17 May 2011
Denver. Day off.
I’d noticed on our wanderings last night that there was a funky-looking barber’s shop a block from the Hotel Fabulous. Getting a haircut on tour is playing cosmetic Russian roulette but you don’t always have a choice. Happily I struck gold here, receiving a stylish trim from a delightful punky young woman, which entirely made my day.
Post-pamper, reality beckoned as this is the week of truth for Team Content. Once we get through the Denver show, rehearsals are over for good and with this whole leg being mostly one-night stands, the tour will gain a pace that we will no doubt find startling after the fantastically leisurely week-in-every-city pace of the past few months.
None of us scored a large room here, so we settled into a corner of the extensive lobby-bar-lounge area. The hotel staff didn’t seem to mind us turning the area into our video production facility, so we stayed there for much of the day.

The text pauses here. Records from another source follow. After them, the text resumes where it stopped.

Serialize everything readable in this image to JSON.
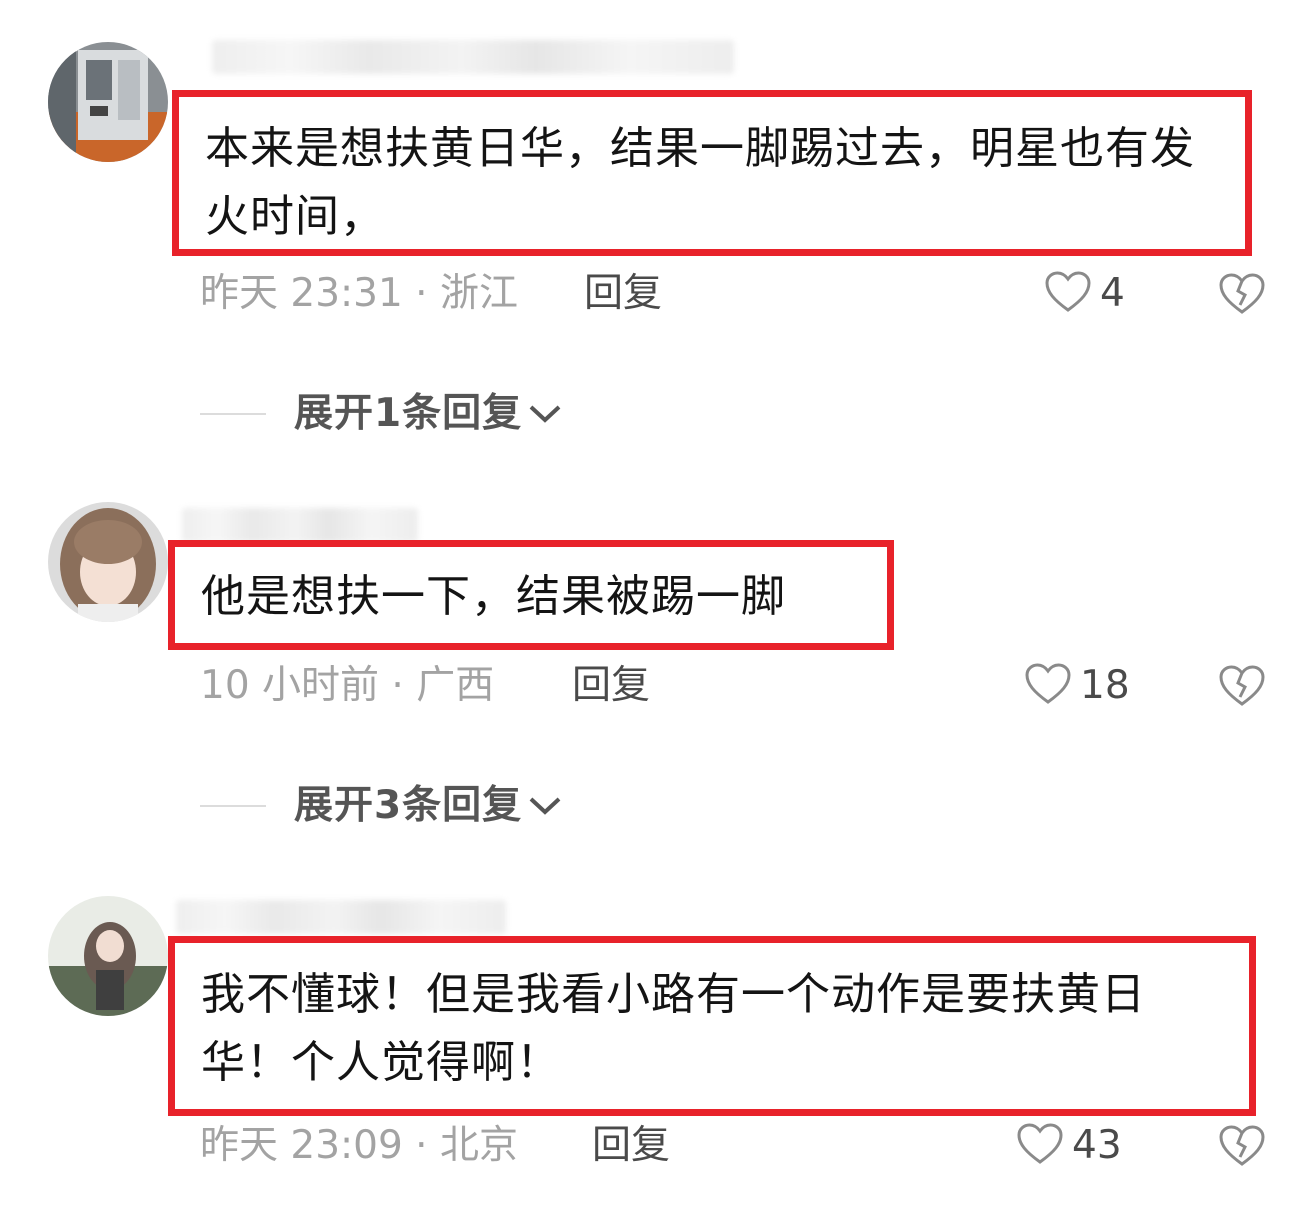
{
  "comments": [
    {
      "text": "本来是想扶黄日华，结果一脚踢过去，明星也有发火时间，",
      "time_location": "昨天 23:31 · 浙江",
      "reply_label": "回复",
      "likes": "4",
      "expand_label": "展开1条回复"
    },
    {
      "text": "他是想扶一下，结果被踢一脚",
      "time_location": "10 小时前 · 广西",
      "reply_label": "回复",
      "likes": "18",
      "expand_label": "展开3条回复"
    },
    {
      "text": "我不懂球！但是我看小路有一个动作是要扶黄日华！个人觉得啊！",
      "time_location": "昨天 23:09 · 北京",
      "reply_label": "回复",
      "likes": "43"
    }
  ],
  "colors": {
    "highlight_border": "#e8222a",
    "meta_text": "#a3a3a3"
  },
  "icons": {
    "like": "heart-outline-icon",
    "dislike": "broken-heart-icon",
    "expand": "chevron-down-icon"
  }
}
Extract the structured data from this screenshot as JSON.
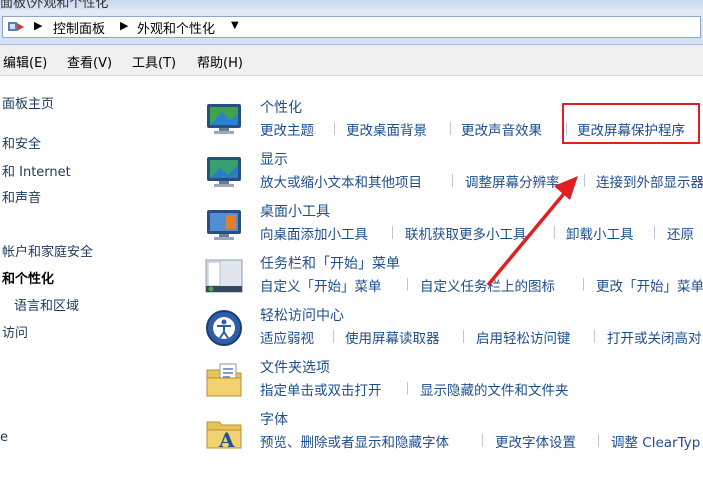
{
  "window": {
    "title": "面板\\外观和个性化"
  },
  "address": {
    "crumbs": [
      "控制面板",
      "外观和个性化"
    ]
  },
  "menu": [
    "编辑(E)",
    "查看(V)",
    "工具(T)",
    "帮助(H)"
  ],
  "sidebar": {
    "links": [
      "面板主页",
      "和安全",
      "和 Internet",
      "和声音",
      "帐户和家庭安全",
      "和个性化",
      "语言和区域",
      "访问",
      "e"
    ]
  },
  "categories": [
    {
      "title": "个性化",
      "tasks": [
        "更改主题",
        "更改桌面背景",
        "更改声音效果",
        "更改屏幕保护程序"
      ]
    },
    {
      "title": "显示",
      "tasks": [
        "放大或缩小文本和其他项目",
        "调整屏幕分辨率",
        "连接到外部显示器"
      ]
    },
    {
      "title": "桌面小工具",
      "tasks": [
        "向桌面添加小工具",
        "联机获取更多小工具",
        "卸载小工具",
        "还原"
      ]
    },
    {
      "title": "任务栏和「开始」菜单",
      "tasks": [
        "自定义「开始」菜单",
        "自定义任务栏上的图标",
        "更改「开始」菜单"
      ]
    },
    {
      "title": "轻松访问中心",
      "tasks": [
        "适应弱视",
        "使用屏幕读取器",
        "启用轻松访问键",
        "打开或关闭高对"
      ]
    },
    {
      "title": "文件夹选项",
      "tasks": [
        "指定单击或双击打开",
        "显示隐藏的文件和文件夹"
      ]
    },
    {
      "title": "字体",
      "tasks": [
        "预览、删除或者显示和隐藏字体",
        "更改字体设置",
        "调整 ClearTyp"
      ]
    }
  ],
  "colors": {
    "link": "#1e4e8c",
    "highlight": "#e02020"
  }
}
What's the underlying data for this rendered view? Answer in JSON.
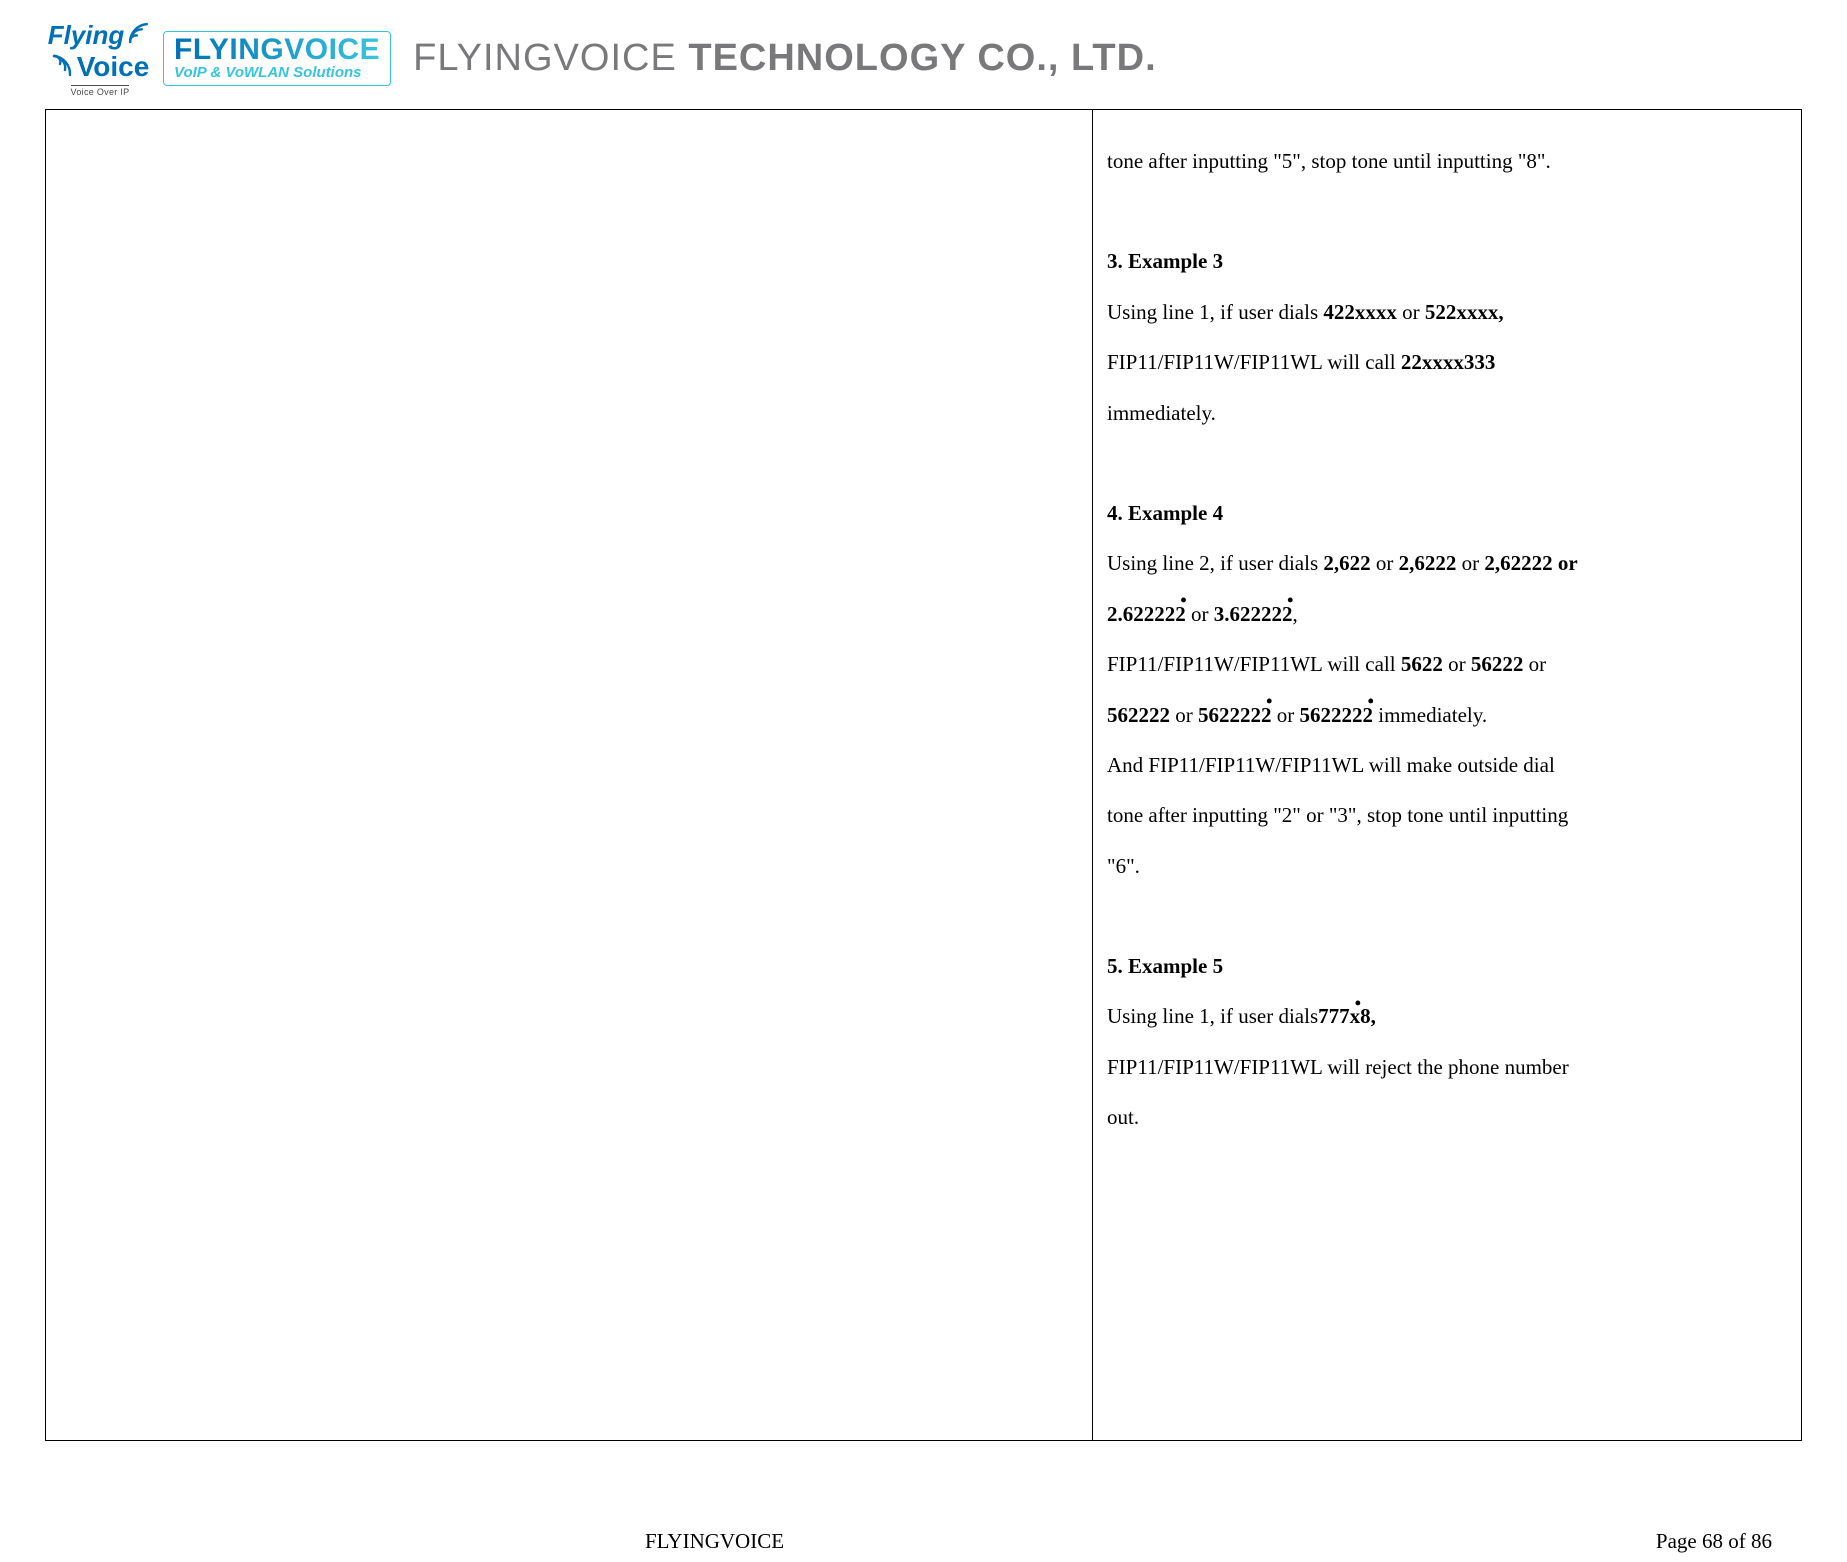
{
  "header": {
    "logo_flying": "Flying",
    "logo_voice": "Voice",
    "logo_sub": "Voice Over IP",
    "brand_name": "FLYINGVOICE",
    "brand_tag": "VoIP & VoWLAN Solutions",
    "company_thin": "FLYINGVOICE ",
    "company_bold": "TECHNOLOGY CO., LTD."
  },
  "body": {
    "line_tone": "tone after inputting \"5\", stop tone until inputting \"8\".",
    "ex3": {
      "head": "3.   Example 3",
      "p1a": "Using line 1, if user dials ",
      "p1_bold1": "422xxxx",
      "p1_or": " or ",
      "p1_bold2": "522xxxx,",
      "p2a": "FIP11/FIP11W/FIP11WL will call ",
      "p2_bold": "22xxxx333",
      "p3": "immediately."
    },
    "ex4": {
      "head": "4.   Example 4",
      "p1a": "Using line 2, if user dials ",
      "p1_b1": "2,622",
      "or": " or ",
      "p1_b2": "2,6222",
      "p1_b3": "2,62222 or",
      "p2_b1base": "2.62222",
      "p2_b1last": "2",
      "p2_or1": "  or  ",
      "p2_b2base": "3.62222",
      "p2_b2last": "2",
      "p2_comma": ",",
      "p3a": "FIP11/FIP11W/FIP11WL will call ",
      "p3_b1": "5622",
      "p3_b2": "56222",
      "p4_b1": "562222",
      "p4_or1": " or  ",
      "p4_b2base": "562222",
      "p4_b2last": "2",
      "p4_or2": "  or  ",
      "p4_b3base": "562222",
      "p4_b3last": "2",
      "p4_tail": "  immediately.",
      "p5": "And FIP11/FIP11W/FIP11WL will make outside dial",
      "p6": "tone after inputting \"2\" or \"3\", stop tone until inputting",
      "p7": "\"6\"."
    },
    "ex5": {
      "head": "5.   Example 5",
      "p1a": "Using line 1, if user dials",
      "p1_b_base": "777",
      "p1_b_dot": "x",
      "p1_b_tail": "8,",
      "p2": "FIP11/FIP11W/FIP11WL will reject the phone number",
      "p3": "out."
    }
  },
  "footer": {
    "center": "FLYINGVOICE",
    "right": "Page  68  of  86"
  }
}
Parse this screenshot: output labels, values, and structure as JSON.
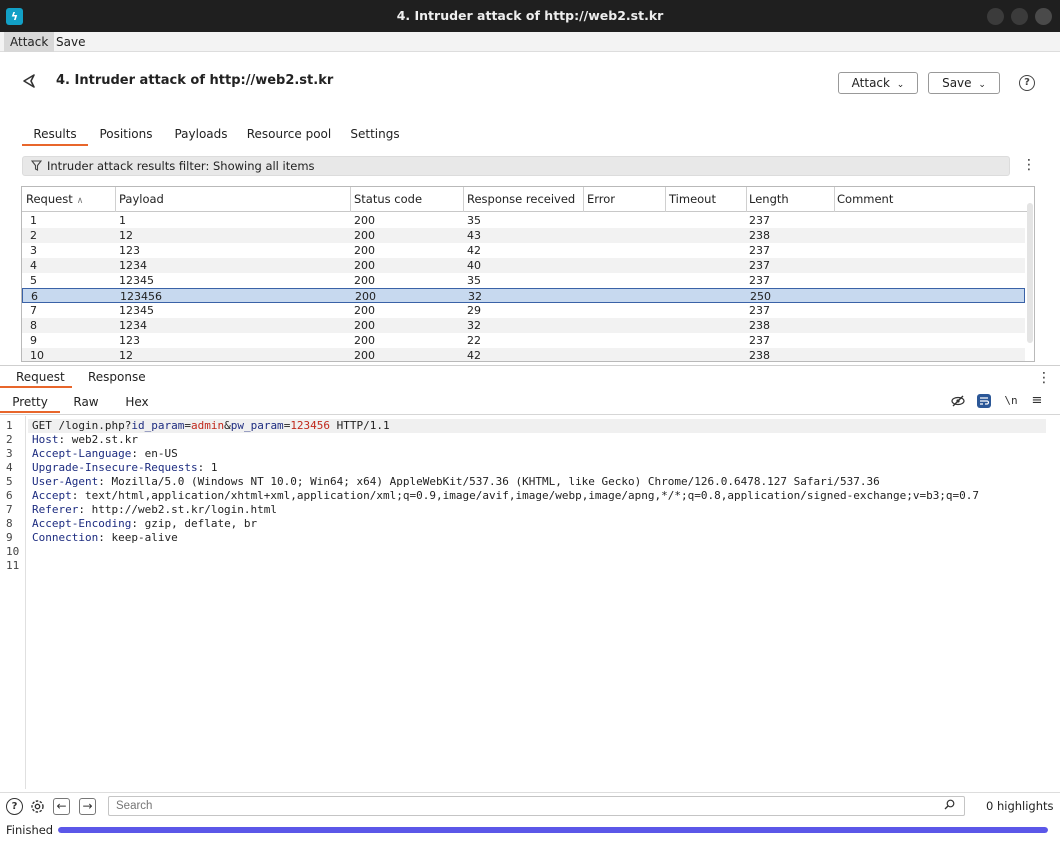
{
  "window": {
    "title": "4. Intruder attack of http://web2.st.kr"
  },
  "menu": {
    "items": [
      "Attack",
      "Save"
    ]
  },
  "header": {
    "title": "4. Intruder attack of http://web2.st.kr",
    "attack_label": "Attack",
    "save_label": "Save"
  },
  "tabs": [
    "Results",
    "Positions",
    "Payloads",
    "Resource pool",
    "Settings"
  ],
  "filter": {
    "text": "Intruder attack results filter: Showing all items"
  },
  "table": {
    "columns": [
      "Request",
      "Payload",
      "Status code",
      "Response received",
      "Error",
      "Timeout",
      "Length",
      "Comment"
    ],
    "rows": [
      {
        "request": "1",
        "payload": "1",
        "status": "200",
        "response": "35",
        "error": "",
        "timeout": "",
        "length": "237",
        "comment": ""
      },
      {
        "request": "2",
        "payload": "12",
        "status": "200",
        "response": "43",
        "error": "",
        "timeout": "",
        "length": "238",
        "comment": ""
      },
      {
        "request": "3",
        "payload": "123",
        "status": "200",
        "response": "42",
        "error": "",
        "timeout": "",
        "length": "237",
        "comment": ""
      },
      {
        "request": "4",
        "payload": "1234",
        "status": "200",
        "response": "40",
        "error": "",
        "timeout": "",
        "length": "237",
        "comment": ""
      },
      {
        "request": "5",
        "payload": "12345",
        "status": "200",
        "response": "35",
        "error": "",
        "timeout": "",
        "length": "237",
        "comment": ""
      },
      {
        "request": "6",
        "payload": "123456",
        "status": "200",
        "response": "32",
        "error": "",
        "timeout": "",
        "length": "250",
        "comment": ""
      },
      {
        "request": "7",
        "payload": "12345",
        "status": "200",
        "response": "29",
        "error": "",
        "timeout": "",
        "length": "237",
        "comment": ""
      },
      {
        "request": "8",
        "payload": "1234",
        "status": "200",
        "response": "32",
        "error": "",
        "timeout": "",
        "length": "238",
        "comment": ""
      },
      {
        "request": "9",
        "payload": "123",
        "status": "200",
        "response": "22",
        "error": "",
        "timeout": "",
        "length": "237",
        "comment": ""
      },
      {
        "request": "10",
        "payload": "12",
        "status": "200",
        "response": "42",
        "error": "",
        "timeout": "",
        "length": "238",
        "comment": ""
      }
    ],
    "selected_request": "6"
  },
  "message_tabs": [
    "Request",
    "Response"
  ],
  "view_tabs": [
    "Pretty",
    "Raw",
    "Hex"
  ],
  "editor": {
    "line_numbers": [
      "1",
      "2",
      "3",
      "4",
      "5",
      "6",
      "7",
      "8",
      "9",
      "10",
      "11"
    ],
    "request_line": {
      "method_path": "GET /login.php?",
      "p1_name": "id_param",
      "eq1": "=",
      "p1_value": "admin",
      "amp": "&",
      "p2_name": "pw_param",
      "eq2": "=",
      "p2_value": "123456",
      "protocol": " HTTP/1.1"
    },
    "headers": [
      {
        "name": "Host",
        "value": "web2.st.kr"
      },
      {
        "name": "Accept-Language",
        "value": "en-US"
      },
      {
        "name": "Upgrade-Insecure-Requests",
        "value": "1"
      },
      {
        "name": "User-Agent",
        "value": "Mozilla/5.0 (Windows NT 10.0; Win64; x64) AppleWebKit/537.36 (KHTML, like Gecko) Chrome/126.0.6478.127 Safari/537.36"
      },
      {
        "name": "Accept",
        "value": "text/html,application/xhtml+xml,application/xml;q=0.9,image/avif,image/webp,image/apng,*/*;q=0.8,application/signed-exchange;v=b3;q=0.7"
      },
      {
        "name": "Referer",
        "value": "http://web2.st.kr/login.html"
      },
      {
        "name": "Accept-Encoding",
        "value": "gzip, deflate, br"
      },
      {
        "name": "Connection",
        "value": "keep-alive"
      }
    ]
  },
  "search": {
    "placeholder": "Search",
    "highlights": "0 highlights"
  },
  "status": {
    "text": "Finished",
    "progress_percent": 100
  },
  "colors": {
    "accent": "#e8662b",
    "progress": "#5b57e8",
    "selection": "#c7d9ef"
  },
  "icons": [
    "app-logo-icon",
    "back-icon",
    "chevron-down-icon",
    "help-icon",
    "filter-icon",
    "kebab-menu-icon",
    "sort-asc-icon",
    "eye-off-icon",
    "wrap-icon",
    "newline-icon",
    "hamburger-icon",
    "settings-icon",
    "arrow-left-icon",
    "arrow-right-icon",
    "search-icon"
  ]
}
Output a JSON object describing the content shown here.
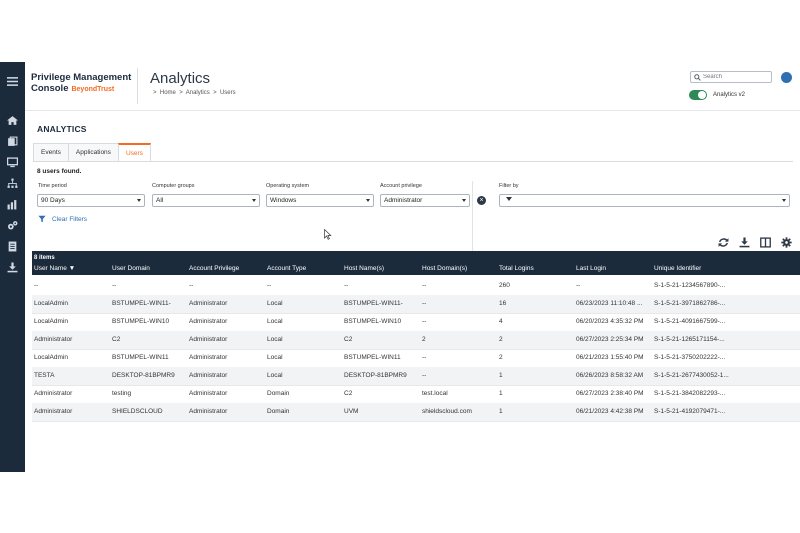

We have some great new pieces to go into the show, most of which have been very ambitious in their own way. Probably the most significant is a piece to camera by Aung San Suu Kyi herself, which will play before ‘One’ in the slot currently occupied by Desmond Tutu. The making of this piece was absolutely epic, involving a stealth trip into Burma by Sam, my producer, along with Eoin, the 360 tour documentarian and U2.com’s very own Martin Wroe. Doubtless the story will be told in full on U2.com at some point, but for now suffice it to say that this was undercover film-making at its finest. After a quite lengthy process of communicating with the staff of Daw Suu (as Aung San Suu Kyi is known), she agreed to be filmed for the U2 show, so our three lads went to Bangkok to apply for Burmese visas. Having secured these, they headed into Rangoon posing as backpackers and went to the compound where Daw Suu lives – the place where she has lived under house arrest for most of the past 20 years.
The result is a series of pieces to camera by this truly remarkable woman, which we will make into a sequence for the 360 show. U2 joined the campaign for Daw Suu’s freedom over ten years ago, most notably in writing the song Walk On. For the first year of the 360 tour, volunteers, campaigners and audience-members would wear masks of her face as a moment of protest in the show, then last year volunteers ringed the stage with lights by way of a vigil for her. The thought of her being released and able to address the audience during our show is so humbling on so many levels that I don’t think we’ve quite come to terms with it yet.
Run Wrake is the man who is turning the raw footage into video art. Run is an animator and filmmaker who has worked with U2 since PopMart, creating some of the most memorable visual moments, including collaborating with Roy Lichtenstein to make the animated paintings for that show. He made the video sequence that has opened Walk On for the 360 tour thus far, so we’ve kidnapped him for a while to come and help us finish off the show.
Things progressed well, as the coffee cups and club sandwich plates piled up. Evening fell and the bar began to fill up. A DJ set up a little system, the lights dimmed and the place turned into something of a lower-case scene. How strange we must have looked, a row of guys with laptops and reading glasses, lining one corner. All very techno, I’m sure.